I have gained the sweetest memories from that time, and although I allowed myself to believe in the idea that this season was the beginning of my new reality, I am so thankful that I got to be there to see and feel it all for myself.
Maybe it would have been different if I had known that I wasn’t going to be able to keep it, but I still believe that I would have approached it all differently, and hopefully handled the changes better.
Along with the process of grieving my losses has come the pain of knowing what I have done to the people involved with my struggle. Being able to look back and see how things really were, and not how I was seeing them at the time fills me with something like regret. I see myself making choices and living my life in a way that added stress and hardship to those around me.
As you can see, it has been quite the experience diving in to all my life’s mistakes, friendships I have let fade away and bridges I have burned with a lifetime of great people. Part of that hit me really hard from an unexpected source last week.
I had a best friend in high school and we told each other everything. We were together every weekend and she was there with me on the worst day of my life. I still remember a night that, while we waited in the school parking lot, we danced on top of our cars in our letter jackets to the song Fireflies by Owl City. It is still my favorite memory from high school. That’s a super brief history, I know, but the point is that she had a beautiful baby girl last week.
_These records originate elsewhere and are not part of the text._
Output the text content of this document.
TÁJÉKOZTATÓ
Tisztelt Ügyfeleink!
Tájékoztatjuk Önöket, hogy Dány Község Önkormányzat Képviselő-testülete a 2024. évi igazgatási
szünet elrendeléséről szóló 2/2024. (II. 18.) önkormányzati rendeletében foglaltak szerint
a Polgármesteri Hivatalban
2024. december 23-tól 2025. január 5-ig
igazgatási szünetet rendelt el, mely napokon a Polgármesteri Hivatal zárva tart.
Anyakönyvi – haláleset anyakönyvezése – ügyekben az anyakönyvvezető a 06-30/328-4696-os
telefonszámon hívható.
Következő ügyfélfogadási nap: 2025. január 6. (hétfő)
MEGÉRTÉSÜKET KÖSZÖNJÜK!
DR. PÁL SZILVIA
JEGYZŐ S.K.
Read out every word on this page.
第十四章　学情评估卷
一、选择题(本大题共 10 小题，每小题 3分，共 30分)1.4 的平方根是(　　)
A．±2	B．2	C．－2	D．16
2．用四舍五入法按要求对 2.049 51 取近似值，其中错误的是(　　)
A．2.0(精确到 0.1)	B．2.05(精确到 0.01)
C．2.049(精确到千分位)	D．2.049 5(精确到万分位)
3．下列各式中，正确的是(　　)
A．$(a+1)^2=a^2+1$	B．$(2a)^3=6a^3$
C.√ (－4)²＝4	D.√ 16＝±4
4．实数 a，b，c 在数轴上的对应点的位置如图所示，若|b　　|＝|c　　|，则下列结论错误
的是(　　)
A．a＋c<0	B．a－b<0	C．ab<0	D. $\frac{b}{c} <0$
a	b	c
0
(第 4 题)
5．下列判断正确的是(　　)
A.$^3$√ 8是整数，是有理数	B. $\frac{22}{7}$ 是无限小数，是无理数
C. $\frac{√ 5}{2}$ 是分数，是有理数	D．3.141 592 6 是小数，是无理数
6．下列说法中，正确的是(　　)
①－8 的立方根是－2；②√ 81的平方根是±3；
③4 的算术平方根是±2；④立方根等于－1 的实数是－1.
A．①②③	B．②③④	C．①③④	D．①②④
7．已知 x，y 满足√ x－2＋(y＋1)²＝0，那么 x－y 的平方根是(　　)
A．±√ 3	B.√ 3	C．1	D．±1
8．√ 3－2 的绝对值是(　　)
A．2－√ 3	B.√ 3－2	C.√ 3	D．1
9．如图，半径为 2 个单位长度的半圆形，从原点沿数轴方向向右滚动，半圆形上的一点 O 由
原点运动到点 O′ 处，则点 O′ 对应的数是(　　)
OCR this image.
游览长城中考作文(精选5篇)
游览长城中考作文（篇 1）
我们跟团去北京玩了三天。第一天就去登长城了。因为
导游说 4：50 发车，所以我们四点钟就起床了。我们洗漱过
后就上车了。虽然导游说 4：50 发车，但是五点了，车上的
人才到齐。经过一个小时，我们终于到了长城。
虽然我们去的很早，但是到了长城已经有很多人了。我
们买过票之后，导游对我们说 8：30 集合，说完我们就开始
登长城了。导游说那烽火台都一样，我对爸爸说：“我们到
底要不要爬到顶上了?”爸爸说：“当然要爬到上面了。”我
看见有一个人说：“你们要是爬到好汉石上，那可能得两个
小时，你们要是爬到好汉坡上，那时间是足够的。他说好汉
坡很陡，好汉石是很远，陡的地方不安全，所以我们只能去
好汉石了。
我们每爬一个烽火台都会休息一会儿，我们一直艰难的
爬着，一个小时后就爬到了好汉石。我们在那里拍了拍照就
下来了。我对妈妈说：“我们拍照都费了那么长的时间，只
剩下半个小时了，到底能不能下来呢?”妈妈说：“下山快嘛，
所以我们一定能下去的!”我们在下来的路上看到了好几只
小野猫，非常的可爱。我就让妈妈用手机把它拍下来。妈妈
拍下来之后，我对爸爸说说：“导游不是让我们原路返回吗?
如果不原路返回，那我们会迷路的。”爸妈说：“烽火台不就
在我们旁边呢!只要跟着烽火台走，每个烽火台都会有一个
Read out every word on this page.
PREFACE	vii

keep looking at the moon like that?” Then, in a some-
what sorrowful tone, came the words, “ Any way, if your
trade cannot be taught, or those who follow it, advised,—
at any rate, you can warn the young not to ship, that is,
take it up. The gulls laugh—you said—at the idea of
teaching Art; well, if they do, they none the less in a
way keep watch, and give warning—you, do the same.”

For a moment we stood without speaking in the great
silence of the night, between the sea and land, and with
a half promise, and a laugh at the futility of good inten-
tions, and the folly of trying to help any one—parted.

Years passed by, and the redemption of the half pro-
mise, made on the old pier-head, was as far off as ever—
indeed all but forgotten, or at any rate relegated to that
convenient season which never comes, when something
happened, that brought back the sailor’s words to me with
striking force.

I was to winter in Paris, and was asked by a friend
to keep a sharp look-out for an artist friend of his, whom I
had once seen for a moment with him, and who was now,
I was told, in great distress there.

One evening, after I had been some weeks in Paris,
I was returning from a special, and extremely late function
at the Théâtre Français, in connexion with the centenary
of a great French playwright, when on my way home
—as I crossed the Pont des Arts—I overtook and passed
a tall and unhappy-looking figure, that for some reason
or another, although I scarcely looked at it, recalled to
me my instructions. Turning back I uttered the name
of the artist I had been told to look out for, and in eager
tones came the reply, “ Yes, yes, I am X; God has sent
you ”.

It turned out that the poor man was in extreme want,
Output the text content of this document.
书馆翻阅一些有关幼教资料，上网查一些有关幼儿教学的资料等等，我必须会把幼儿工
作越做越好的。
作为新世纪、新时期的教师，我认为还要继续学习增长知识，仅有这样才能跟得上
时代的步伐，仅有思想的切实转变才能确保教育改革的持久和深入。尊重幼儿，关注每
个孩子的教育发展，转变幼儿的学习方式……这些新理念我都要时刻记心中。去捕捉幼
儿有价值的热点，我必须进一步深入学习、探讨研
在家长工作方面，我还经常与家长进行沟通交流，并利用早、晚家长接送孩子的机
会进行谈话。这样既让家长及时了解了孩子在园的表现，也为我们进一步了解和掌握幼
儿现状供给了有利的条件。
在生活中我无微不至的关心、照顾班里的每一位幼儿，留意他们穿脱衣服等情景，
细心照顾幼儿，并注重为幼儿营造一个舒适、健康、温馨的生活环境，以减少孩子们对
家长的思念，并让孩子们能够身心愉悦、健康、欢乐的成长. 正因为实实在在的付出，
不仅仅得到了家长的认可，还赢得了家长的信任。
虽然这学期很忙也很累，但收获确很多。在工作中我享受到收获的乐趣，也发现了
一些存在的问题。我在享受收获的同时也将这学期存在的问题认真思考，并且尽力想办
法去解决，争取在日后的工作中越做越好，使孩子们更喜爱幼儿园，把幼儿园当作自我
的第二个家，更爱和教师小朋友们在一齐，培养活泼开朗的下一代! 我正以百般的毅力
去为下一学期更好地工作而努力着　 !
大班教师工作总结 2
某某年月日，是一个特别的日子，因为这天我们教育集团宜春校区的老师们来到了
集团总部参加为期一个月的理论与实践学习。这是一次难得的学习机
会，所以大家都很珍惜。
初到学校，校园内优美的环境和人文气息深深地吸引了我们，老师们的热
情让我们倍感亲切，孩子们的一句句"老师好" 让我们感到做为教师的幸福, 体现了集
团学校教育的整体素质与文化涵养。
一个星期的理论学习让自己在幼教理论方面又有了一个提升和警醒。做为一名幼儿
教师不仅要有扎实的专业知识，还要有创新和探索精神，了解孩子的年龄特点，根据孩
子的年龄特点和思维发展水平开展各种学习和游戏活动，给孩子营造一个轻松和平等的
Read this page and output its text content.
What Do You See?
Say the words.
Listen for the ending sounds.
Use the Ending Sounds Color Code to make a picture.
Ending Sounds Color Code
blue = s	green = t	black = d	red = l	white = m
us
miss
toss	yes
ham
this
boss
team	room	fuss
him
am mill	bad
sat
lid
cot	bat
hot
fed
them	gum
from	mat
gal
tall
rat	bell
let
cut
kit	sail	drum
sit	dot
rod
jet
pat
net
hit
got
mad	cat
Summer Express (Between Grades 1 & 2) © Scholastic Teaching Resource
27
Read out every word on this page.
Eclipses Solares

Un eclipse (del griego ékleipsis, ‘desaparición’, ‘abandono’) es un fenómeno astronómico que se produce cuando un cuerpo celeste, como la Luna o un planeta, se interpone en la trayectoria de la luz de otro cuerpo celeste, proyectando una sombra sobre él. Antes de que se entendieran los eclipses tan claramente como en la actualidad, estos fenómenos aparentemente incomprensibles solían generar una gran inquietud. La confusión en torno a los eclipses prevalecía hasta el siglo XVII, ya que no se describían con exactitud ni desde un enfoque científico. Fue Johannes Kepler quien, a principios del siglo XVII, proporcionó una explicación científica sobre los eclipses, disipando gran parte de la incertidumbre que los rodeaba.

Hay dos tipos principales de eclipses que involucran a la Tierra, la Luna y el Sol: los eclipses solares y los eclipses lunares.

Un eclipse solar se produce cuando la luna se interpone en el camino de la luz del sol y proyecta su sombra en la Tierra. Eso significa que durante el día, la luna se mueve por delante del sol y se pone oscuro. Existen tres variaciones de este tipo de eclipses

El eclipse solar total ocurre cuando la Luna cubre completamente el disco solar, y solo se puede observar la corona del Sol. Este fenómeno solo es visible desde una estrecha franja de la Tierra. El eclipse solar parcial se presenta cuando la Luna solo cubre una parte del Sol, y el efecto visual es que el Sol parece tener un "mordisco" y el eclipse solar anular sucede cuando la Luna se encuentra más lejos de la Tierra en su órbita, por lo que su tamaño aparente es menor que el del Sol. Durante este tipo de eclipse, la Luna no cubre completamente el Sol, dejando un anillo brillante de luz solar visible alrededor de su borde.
The most wonderful news and the happiest day of her life, and it just reminds me of the fact that I always meant to be there. I never intended for us not to be in each other’s lives. I guess life is hard that way, but I just can’t shake the feeling that the loneliness I find at times is because I have burned the bridges with almost every good person in my life.
There’s this internal argument between my emotional and logical minds where one is saying, “you can’t just write apology letters to everyone you have ever hurt,” and the other side that is already sealing envelopes and yelling back “BUT THEY HAVE TO KNOW HOW SORRY I AM.”
On top of that there’s this thing that I just can’t figure out. On one hand, I know that isolation is bad, and that only bad things come from being isolated. But on the other hand, I have actually seen with my own eyes the difference that being free from me can make. How can I in good conscience choose to let people invest in me when I know full well that it is not what is the best thing for them. I’m the one who knows better, I’m the only one who can be responsible, so how can that be the wrong choice?
I guess by now you see what I mean about the lack of coherency. I’ve been listening to a lot of Ben Rector lately, so I added the relevant songs to the music player at the bottom of this page. My reasoning for adding “Sailboat” I think will be quite obvious, with concepts like being lost at sea, waiting for something, speaking and not being able to hear anyone listening- since that is my every day. “The Feeling” is a song that describes something we have all experienced, feeling this certain way (as he describes in the song) but a certain line has really been on my heart as I deal with these hard things that people don’t always see.
The line is:
It’s the heat you feel when someone brings it up,
Someone who doesn’t know enough
To know it’s deep inside,
And just how hard you tried.
Give those a listen if you feel like it and please forgive me for the jumbled mess that is this post.